Raking at Triple-A, Stewart fine-tuning other skills
Callup may not be imminent, but Tigers prospect impressing amid latest tear
TOLEDO -- Christin Stewart slowed up at second base, took another look at his double, and pointed to the sky.
His hit parade through the International League has featured 11 home runs, including a drive to the upper-right-field seats at Fifth Third Field last month. His hit off Braves prospect Kolby Allard last Saturday was a slow grounder down an unoccupied third-base line and into left field. He couldn't help but smile about it afterward.
"I've beat the shift a few times this year," Stewart said. "I'm going down the line a lot more this year than I have in the past, and so those hits are always nice to have."
The left-handed-hitting slugger has faced the shift since last summer at Double-A Erie, when his torrid June caught notice. Everyone is noticing Stewart now. That includes the Tigers, who hope their 10th-ranked prospect, according to MLB Pipeline, is blossoming into the kind of impact hitting prospect they desperately need in their rebuild.
"He has a master plan here," Tigers manager Ron Gardenhire said last week, referring to general manager Al Avila, "and that kid's a part of it."
Stewart looks past it -- the shifts, the prospect buzz, all of it -- and keeps on hitting.
"We always talk about, 'Be here.' The more that you're here, the faster you go there," Mud Hens manager Doug Mientkiewicz said. "If you stay here, you'll work, you'll get better and you'll go. We're trying to get him to where he dots every 'i' and crosses every 't' so when he goes to the big leagues, he doesn't come back.
"Baseball's all about controlling the things he can control, and he can't control when they call him up. He can only do his job every day, and he's been doing a really good job at it. Right now, to me, he's the MVP of this league."
Stewart has had hitting tears in three years since the Tigers used their compensation pick from Max Scherzer's free agency on the University of Tennessee slugger. This feels different. For starters, it's longer: Stewart has a chance to post consecutive months with an OPS over .900 for the first time as a pro.
It has also come with a disciplined approach. Even Stewart's torrid months used to feature lots of strikeouts. He's on pace to finish with more hits than strikeouts in a league where older hurlers have enough serviceable pitches to make ambitious hitters chase.
"He makes the pitcher come to him," Mientkiewicz said. "He takes his walks. He uses the whole field, with power to all fields, and that's what separates him from everybody else."
That last part is just as impressive. The hits have fallen all over the field.
"You can't be scared to strike out -- it's part of the game," Stewart said. "It's more of a mental thing for me in the box, just trying to see the ball deeper and trusting that my hands are quick enough to get to something inside. I've just stuck with that."
This is the maturation the Tigers hoped to see, part of the reason they've been patient with Stewart. The other reason is defense, for which he has been scrutinized more than anyone in the system.

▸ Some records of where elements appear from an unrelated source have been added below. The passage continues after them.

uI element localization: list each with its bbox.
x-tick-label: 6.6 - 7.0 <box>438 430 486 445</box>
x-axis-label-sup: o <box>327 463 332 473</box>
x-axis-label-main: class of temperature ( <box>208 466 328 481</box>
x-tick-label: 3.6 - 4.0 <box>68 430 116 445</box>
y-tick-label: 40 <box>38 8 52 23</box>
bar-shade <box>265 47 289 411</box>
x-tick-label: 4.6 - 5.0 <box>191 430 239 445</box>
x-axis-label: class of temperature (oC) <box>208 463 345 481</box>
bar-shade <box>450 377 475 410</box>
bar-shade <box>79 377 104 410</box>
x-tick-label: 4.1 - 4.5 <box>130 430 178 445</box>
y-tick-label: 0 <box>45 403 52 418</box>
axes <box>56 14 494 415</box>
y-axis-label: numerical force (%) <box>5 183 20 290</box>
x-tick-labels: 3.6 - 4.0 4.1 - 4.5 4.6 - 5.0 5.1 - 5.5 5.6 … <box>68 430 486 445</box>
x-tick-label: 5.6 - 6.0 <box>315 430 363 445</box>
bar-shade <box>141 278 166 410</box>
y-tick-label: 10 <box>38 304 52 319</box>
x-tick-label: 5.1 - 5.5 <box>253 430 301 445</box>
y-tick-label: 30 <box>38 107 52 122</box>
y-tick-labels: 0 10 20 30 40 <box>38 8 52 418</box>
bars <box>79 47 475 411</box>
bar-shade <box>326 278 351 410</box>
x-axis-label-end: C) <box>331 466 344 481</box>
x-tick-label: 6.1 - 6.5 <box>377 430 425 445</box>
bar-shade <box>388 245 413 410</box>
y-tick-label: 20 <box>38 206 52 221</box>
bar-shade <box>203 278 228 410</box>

Stewart had 14 assists against five errors from 2016-17. The questions trend more toward reads, instincts or arm. He spent a season-plus playing a short left field in Erie, where the neighboring hockey arena impacts dimensions. Stewart has a bigger outfield in Toledo, one better resembling Comerica Park.

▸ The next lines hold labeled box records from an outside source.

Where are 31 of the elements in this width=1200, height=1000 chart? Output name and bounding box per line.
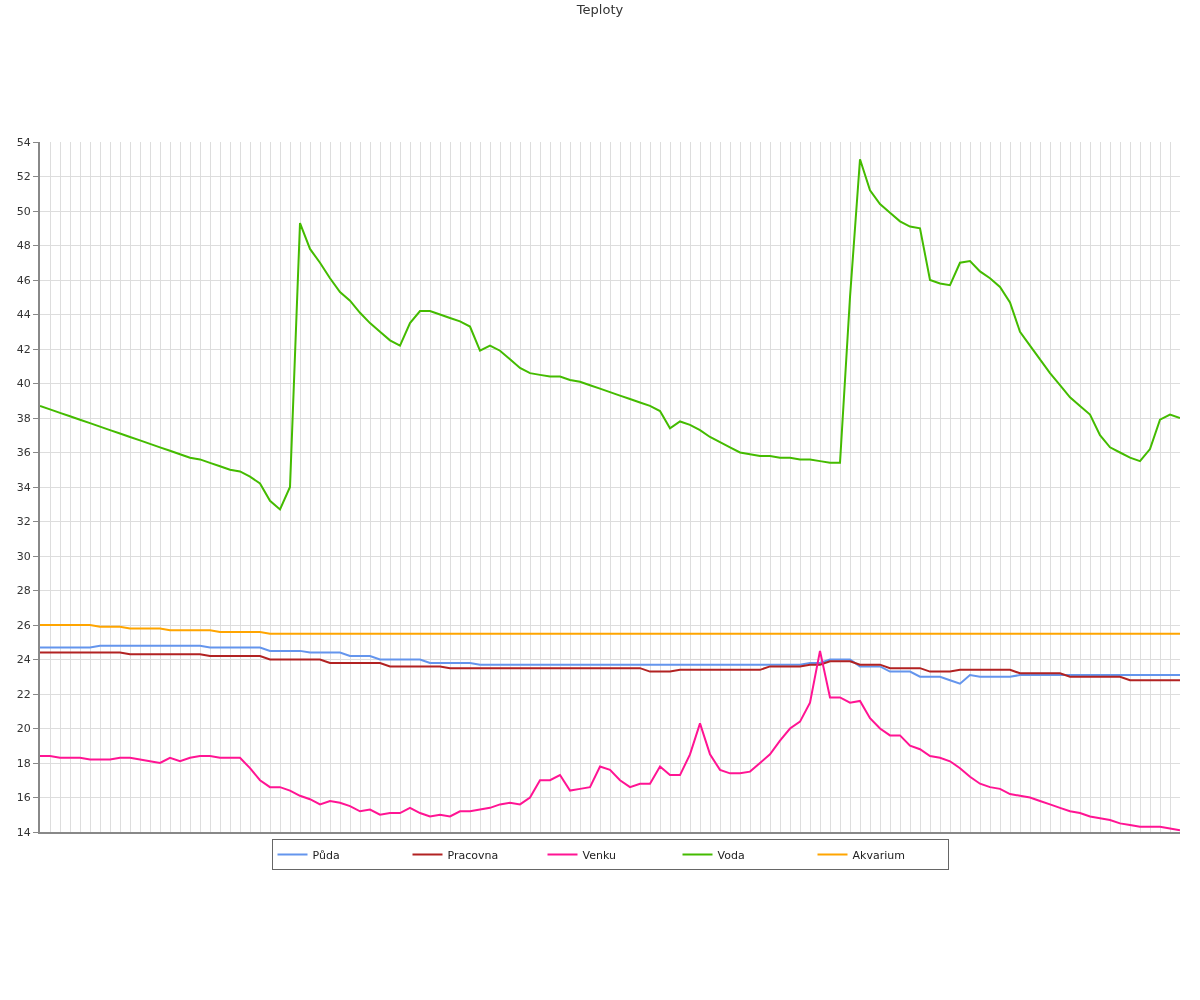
y-tick-label: 32 <box>16 515 31 529</box>
legend-label: Voda <box>717 848 745 862</box>
legend-label: Akvarium <box>852 848 905 862</box>
y-tick-label: 36 <box>16 446 31 460</box>
y-tick-label: 20 <box>16 722 31 736</box>
y-tick-label: 22 <box>16 687 31 701</box>
y-tick-label: 46 <box>16 273 31 287</box>
line-series <box>40 158 1180 511</box>
y-tick-label: 44 <box>16 308 31 322</box>
y-tick-label: 18 <box>16 756 31 770</box>
y-tick-label: 28 <box>16 584 31 598</box>
chart-title: Teploty <box>575 2 624 18</box>
y-tick-label: 38 <box>16 411 31 425</box>
y-tick-label: 30 <box>16 549 31 563</box>
y-tick-label: 54 <box>16 135 31 149</box>
line-series <box>40 651 1180 682</box>
y-tick-label: 40 <box>16 377 31 391</box>
legend-label: Venku <box>582 848 616 862</box>
legend-label: Pracovna <box>447 848 499 862</box>
y-tick-label: 16 <box>16 791 31 805</box>
y-tick-label: 48 <box>16 239 31 253</box>
y-tick-label: 26 <box>16 618 31 632</box>
line-series <box>40 624 1180 635</box>
y-tick-label: 34 <box>16 480 31 494</box>
y-tick-label: 50 <box>16 204 31 218</box>
y-tick-label: 52 <box>16 170 31 184</box>
y-tick-label: 14 <box>16 825 31 839</box>
y-tick-label: 24 <box>16 653 31 667</box>
y-tick-label: 42 <box>16 342 31 356</box>
legend-label: Půda <box>312 848 340 862</box>
line-series <box>40 644 1180 685</box>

"You have room to run back on balls," Stewart said.
Stewart has been a focus for outfield instructor Gene Roof, but early-season weather in Toledo limited extra practice. A lot of Stewart's work has been on getting reads in batting practice and taking it into games.
"I've said this earlier: The industry itself always picks on somebody. If they're exceptional at one side, if they're not equal to that on the other side, they pick on it," Mientkiewicz said. "If he was good defensively as he is offensively, he'd be Torii Hunter defensively. It's a little far-fetched."
That's the balance. Stewart is too young, too good of an athlete, to be a designated hitter. Moreover, it's a tough task for a young hitter to sit between at-bats and not dwell on mistakes at the plate.
"He's got an accurate arm," Mientkiewicz continued. "When the ball's hit to him late in the game, he knows where to go with it, knows what to do with it. He's prepared. I've seen a lot worse in the outfield in the big leagues. That's not a knock on him by any stretch of the imagination."
The more Stewart hits, the better he'll look in the field, and the more Detroit fans will wonder when he'll arrive. It could happen near season's end.
"He has a lot of work to do," Gardenhire said. "We know he can hit, but there's a lot more to it. We want him to be a full player."
That patience was evident in Spring Training, when Stewart was not given a non-roster invite. He made a few appearances in Grapefruit League games as an extra player and made an impression on hitting coach Lloyd McClendon and others.
The way Stewart hits is a statement. He sees the speculation, he said, but he tunes it out.
"You can only control your attitude and effort in this game," Stewart said. "I believe everything else will take care of itself if you focus on those two things."